Citizen journalism was critical in the Arab Spring over the past year as ordinary people used Facebook, Twitter and YouTube and other social media to push new ideas, organize protests, and document the atrocities of long entrenched dictatorships. Now they’re getting a more formal outlet with the start up of CitJo, a portal that will connect bloggers and videographers with official media agencies around the world. While this hasn’t gotten much notice outside the Middle East, it is an innovative approach to a question that remains unresolved in the West (try asking the New York City Police Department who is a journalist). The portal will allow citizen journalists to sell their work under a variety of copyright licenses, giving some of them a potential revenue stream.

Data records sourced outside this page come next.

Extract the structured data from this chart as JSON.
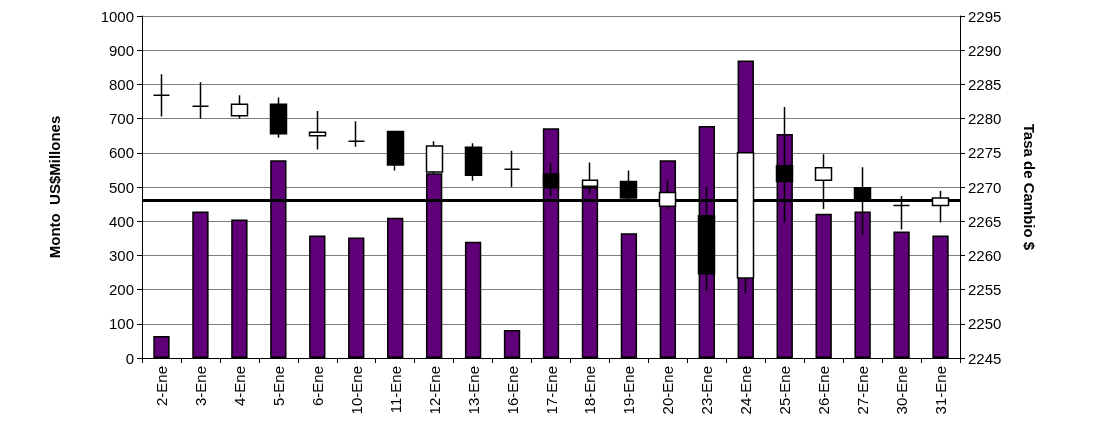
{
  "chart_data": {
    "type": "bar",
    "ylabel": "Monto  US$Millones",
    "y2label": "Tasa de Cambio $",
    "categories": [
      "2-Ene",
      "3-Ene",
      "4-Ene",
      "5-Ene",
      "6-Ene",
      "10-Ene",
      "11-Ene",
      "12-Ene",
      "13-Ene",
      "16-Ene",
      "17-Ene",
      "18-Ene",
      "19-Ene",
      "20-Ene",
      "23-Ene",
      "24-Ene",
      "25-Ene",
      "26-Ene",
      "27-Ene",
      "30-Ene",
      "31-Ene"
    ],
    "series": [
      {
        "color": "#5f0079",
        "values": [
          64,
          428,
          405,
          578,
          358,
          352,
          410,
          540,
          340,
          82,
          672,
          500,
          365,
          578,
          678,
          870,
          655,
          422,
          428,
          370,
          358
        ]
      },
      {
        "type": "candlestick",
        "axis": "y2",
        "color": "#000000",
        "ohlc": [
          [
            2283.4,
            2286.5,
            2280.3,
            2283.4
          ],
          [
            2281.8,
            2285.3,
            2280.0,
            2281.8
          ],
          [
            2280.4,
            2283.4,
            2280.0,
            2282.1
          ],
          [
            2282.1,
            2283.1,
            2277.2,
            2277.8
          ],
          [
            2277.5,
            2281.1,
            2275.5,
            2278.0
          ],
          [
            2276.7,
            2279.6,
            2275.9,
            2276.7
          ],
          [
            2278.1,
            2278.2,
            2272.4,
            2273.2
          ],
          [
            2272.2,
            2276.7,
            2271.9,
            2276.0
          ],
          [
            2275.8,
            2276.4,
            2270.9,
            2271.7
          ],
          [
            2272.6,
            2275.3,
            2270.0,
            2272.6
          ],
          [
            2271.9,
            2273.6,
            2268.7,
            2269.9
          ],
          [
            2270.1,
            2273.6,
            2269.0,
            2271.0
          ],
          [
            2270.8,
            2272.4,
            2268.2,
            2268.4
          ],
          [
            2267.2,
            2270.9,
            2266.8,
            2269.2
          ],
          [
            2265.8,
            2270.0,
            2254.8,
            2257.3
          ],
          [
            2256.7,
            2275.1,
            2254.5,
            2275.0
          ],
          [
            2273.1,
            2281.7,
            2264.8,
            2270.8
          ],
          [
            2271.0,
            2274.8,
            2266.8,
            2272.8
          ],
          [
            2269.9,
            2272.9,
            2263.0,
            2268.0
          ],
          [
            2267.3,
            2268.7,
            2263.8,
            2267.3
          ],
          [
            2267.3,
            2269.4,
            2264.8,
            2268.4
          ]
        ]
      }
    ],
    "ylim": [
      0,
      1000
    ],
    "yticks": [
      0,
      100,
      200,
      300,
      400,
      500,
      600,
      700,
      800,
      900,
      1000
    ],
    "y2lim": [
      2245,
      2295
    ],
    "y2ticks": [
      2245,
      2250,
      2255,
      2260,
      2265,
      2270,
      2275,
      2280,
      2285,
      2290,
      2295
    ],
    "ref_lines": [
      {
        "axis": "y",
        "value": 460,
        "color": "#000000"
      }
    ],
    "grid": "y"
  }
}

According to Mahamad El Tanahy, Managing Director of CitJo,
Our aim is to provide an easy way for citizen journalists to get their word out and generate revenue. We’re looking to provide all the features necessary to make citizen journalists’ lives easier, starting with a migration of the service to Arabic, launching an online payment service, and much more to come.
It will be interesting to see how this develops, especially if some of the participants begin to be noticed for their work. And there are challenges to be resolved – are news agencies going to accept submissions that are not edited, fact-checked, or screened? Will they be willing to pay for videos if other people are making videos of the same events freely available on YouTube? And there may be competition from existing citizen journalism sites – AlJazeera’s Your Media, for example – that take submissions but do not offer payment.
It’s a fascinating experiment. Check out the CitJo website – it’s nicely done and will give you a glimpse of an innovative journalism experiment in action.